2. Neuroanatomy of the Gustatory and Olfactory Pathways

Researchers have made great advances in understanding how human beings process gustatory and olfactory cues. Advances in brain sciences have granted us unparalleled access into the inner workings of our nervous systems, and the pathways that process tastes and smells have been described in intricate detail. We will review some of the basic research that has been done in this area to provide a context for understanding results that were obtained in studies that specifically assessed reactivity to food cues that were presented to various sensory modalities.

2.1. The Neural Pathways Underlying Taste Perception (Gustation)

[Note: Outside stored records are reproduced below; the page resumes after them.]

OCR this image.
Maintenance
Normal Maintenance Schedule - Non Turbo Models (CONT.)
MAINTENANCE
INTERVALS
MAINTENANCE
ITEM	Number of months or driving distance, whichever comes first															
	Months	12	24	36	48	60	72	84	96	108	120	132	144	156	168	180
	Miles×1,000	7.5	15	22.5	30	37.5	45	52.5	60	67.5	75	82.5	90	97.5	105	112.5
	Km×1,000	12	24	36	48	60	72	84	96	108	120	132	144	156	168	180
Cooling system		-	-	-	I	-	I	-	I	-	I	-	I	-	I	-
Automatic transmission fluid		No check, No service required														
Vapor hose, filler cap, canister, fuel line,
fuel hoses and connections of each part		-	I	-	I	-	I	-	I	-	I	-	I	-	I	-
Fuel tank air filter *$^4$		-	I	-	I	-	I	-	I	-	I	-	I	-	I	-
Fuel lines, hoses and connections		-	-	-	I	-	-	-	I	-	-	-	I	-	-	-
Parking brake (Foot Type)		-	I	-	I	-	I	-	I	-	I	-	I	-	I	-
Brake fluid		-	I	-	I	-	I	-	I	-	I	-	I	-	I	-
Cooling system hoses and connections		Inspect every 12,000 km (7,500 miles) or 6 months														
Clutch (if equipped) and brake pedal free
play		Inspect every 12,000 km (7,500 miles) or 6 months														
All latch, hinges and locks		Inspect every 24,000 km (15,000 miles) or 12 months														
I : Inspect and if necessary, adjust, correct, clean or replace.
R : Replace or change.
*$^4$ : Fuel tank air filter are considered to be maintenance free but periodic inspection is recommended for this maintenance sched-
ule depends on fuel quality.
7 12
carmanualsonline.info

Taste signals begin when specialized chemosensory cells (taste buds) located in regions of the oral cavity (tongue and epithelium) are activated by a taste stimulus. These specialized cells respond preferentially to sweet, sour, bitter, salty, and umami stimulation (the five basic tastes) [6]. Once activated, the cells project efferent fibers to the central nervous system, whereby taste information is transmitted by cranial nerves to areas of the brain that process sensory inputs. Subcortical processing begins in the gustatory nucleus of medulla and proceeds to the thalamus, where gustatory information is routed to the primary taste cortex (consisting of the anterior insula and frontal operculum; [7]). From there, efferent outputs project to the amygdala, hypothalamus, dopaminergic areas of the midbrain, and secondary taste cortex (see [8]). Neurons at the level of the primary taste cortex are broadly tuned, meaning that they become activated by a number of tastes rather than specific ones (unlike what is observed at the level of the taste buds). Furthermore, neurons located in the secondary taste cortex (which is thought to be located in the orbitofrontal cortex (or OFC) and insula) are thought to perform multimodal integration processes, perhaps allowing for taste and smell information to be combined in order to create flavor [7,9,10]. The insula is also thought to be involved in interoceptive awareness (awareness of stimuli originating in the body), hedonic valuation, and may play a fundamental role in the expression of some eating disorders [11,12]. Importantly, the OFC also plays an important role in coding the reward value of a given food [13], which may also act in tandem with midbrain dopaminergic influences [14] to facilitate eating regulation (where “wanting” food changes with satiety).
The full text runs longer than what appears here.